Cameron wants the Liberal Democrats to support the removal of the Puttnam amendments. They in turn believe that Leveson issues should be addressed only in all-party talks.

The Defamation Bill would have introduced new statutory defences of truth and honest opinion to replace the much more vague common law defences of justification and fair comment.

And yes we are starting to talk of the past tense here.
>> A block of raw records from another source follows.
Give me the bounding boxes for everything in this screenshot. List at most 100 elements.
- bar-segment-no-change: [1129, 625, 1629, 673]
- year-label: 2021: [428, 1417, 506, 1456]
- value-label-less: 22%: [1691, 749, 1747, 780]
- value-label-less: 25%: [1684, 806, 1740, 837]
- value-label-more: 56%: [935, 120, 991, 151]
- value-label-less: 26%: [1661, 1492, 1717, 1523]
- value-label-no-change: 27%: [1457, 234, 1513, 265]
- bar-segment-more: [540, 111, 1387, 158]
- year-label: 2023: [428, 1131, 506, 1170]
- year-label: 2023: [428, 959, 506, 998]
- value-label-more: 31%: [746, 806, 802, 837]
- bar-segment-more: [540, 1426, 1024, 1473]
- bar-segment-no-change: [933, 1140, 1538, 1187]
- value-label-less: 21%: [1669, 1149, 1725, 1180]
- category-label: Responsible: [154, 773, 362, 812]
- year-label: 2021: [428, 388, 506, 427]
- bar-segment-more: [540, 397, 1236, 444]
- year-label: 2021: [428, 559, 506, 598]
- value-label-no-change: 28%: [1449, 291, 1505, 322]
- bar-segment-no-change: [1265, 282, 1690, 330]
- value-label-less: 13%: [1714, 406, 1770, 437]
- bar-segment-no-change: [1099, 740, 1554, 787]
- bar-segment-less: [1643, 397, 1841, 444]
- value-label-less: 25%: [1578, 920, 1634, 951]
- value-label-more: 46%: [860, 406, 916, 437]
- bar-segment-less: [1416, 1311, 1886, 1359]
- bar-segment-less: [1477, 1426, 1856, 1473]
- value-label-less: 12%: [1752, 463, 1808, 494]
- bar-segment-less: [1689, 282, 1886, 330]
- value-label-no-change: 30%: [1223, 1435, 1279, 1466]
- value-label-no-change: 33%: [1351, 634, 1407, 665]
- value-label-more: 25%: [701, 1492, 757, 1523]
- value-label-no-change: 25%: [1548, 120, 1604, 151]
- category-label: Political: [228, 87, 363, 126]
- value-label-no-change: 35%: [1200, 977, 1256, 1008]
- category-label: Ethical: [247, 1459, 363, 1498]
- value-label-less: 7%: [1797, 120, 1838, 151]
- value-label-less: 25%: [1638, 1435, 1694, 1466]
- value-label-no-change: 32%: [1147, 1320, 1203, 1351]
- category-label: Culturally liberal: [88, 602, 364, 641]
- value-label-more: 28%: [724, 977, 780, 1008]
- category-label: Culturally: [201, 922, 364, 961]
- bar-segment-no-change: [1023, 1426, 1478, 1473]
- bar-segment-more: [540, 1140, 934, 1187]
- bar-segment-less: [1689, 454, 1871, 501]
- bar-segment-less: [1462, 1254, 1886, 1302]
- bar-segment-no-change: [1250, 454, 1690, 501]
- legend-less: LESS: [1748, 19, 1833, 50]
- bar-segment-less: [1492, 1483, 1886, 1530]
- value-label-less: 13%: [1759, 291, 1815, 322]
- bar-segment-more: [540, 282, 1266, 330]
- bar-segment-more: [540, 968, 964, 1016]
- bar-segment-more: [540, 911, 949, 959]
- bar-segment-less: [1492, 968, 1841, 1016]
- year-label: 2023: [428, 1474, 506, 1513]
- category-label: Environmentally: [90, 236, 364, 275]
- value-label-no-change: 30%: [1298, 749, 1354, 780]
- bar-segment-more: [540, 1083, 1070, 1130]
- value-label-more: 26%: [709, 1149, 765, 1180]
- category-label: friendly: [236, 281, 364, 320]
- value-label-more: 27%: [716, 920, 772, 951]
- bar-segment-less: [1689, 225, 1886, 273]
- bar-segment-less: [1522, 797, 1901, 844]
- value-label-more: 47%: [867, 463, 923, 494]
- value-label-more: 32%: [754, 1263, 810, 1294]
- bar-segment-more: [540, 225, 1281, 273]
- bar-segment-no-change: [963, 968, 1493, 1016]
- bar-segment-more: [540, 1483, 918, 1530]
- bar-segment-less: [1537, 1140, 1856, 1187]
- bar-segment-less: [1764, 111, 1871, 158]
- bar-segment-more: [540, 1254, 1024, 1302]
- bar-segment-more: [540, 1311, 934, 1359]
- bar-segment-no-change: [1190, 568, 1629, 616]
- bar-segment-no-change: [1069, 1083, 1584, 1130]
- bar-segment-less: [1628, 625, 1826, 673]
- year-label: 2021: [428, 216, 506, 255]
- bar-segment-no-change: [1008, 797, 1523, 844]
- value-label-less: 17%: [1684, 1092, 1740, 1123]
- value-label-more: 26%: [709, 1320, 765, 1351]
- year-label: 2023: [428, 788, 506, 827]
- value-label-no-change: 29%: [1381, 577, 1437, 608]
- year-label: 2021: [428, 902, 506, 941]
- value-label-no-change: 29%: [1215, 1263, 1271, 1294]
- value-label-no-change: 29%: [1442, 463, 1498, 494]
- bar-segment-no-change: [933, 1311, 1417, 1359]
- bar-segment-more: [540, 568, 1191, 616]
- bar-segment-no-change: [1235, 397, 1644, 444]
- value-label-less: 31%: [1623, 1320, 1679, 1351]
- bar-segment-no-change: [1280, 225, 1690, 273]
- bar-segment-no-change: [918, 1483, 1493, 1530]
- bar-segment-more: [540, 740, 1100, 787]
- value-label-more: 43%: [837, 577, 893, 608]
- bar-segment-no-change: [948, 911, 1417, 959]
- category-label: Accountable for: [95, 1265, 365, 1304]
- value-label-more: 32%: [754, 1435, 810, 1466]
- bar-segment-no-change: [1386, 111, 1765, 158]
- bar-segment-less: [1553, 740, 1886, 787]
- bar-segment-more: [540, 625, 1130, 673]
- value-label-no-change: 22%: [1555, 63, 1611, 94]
It would also have removed the present presumption in favour of a jury trial on libel issues and included a requirement for claimants to show that they had suffered serious harm before being able to sue for defamation.

There would even have been greater protection for the operators of websites as long as they complied with procedures to try to resolve disputes directly between the complainant and the author.

It all adds up to an important package of reform that may now be lost courtesy of Lord Puttnam and chums.

You really can cause absolute mayhem and serious harm from the very best of intentions.

The current Defamation Bill row also highlights the mess the post-Leveson world is still in two months after Cameron insisted he would not end three hundred years of press freedom under the law by introducing statutory underpinning.

It is now more than time to push ahead with a non-statutory regulator as quickly as possible and you can be sure that David Cameron has more weighty things to worry about than the future of the press.

To help speed up the process it may be time to thank the Hacked Off campaigning group for its contribution to national debate and end their apparently ready access to ministers. They really have entertained us long enough.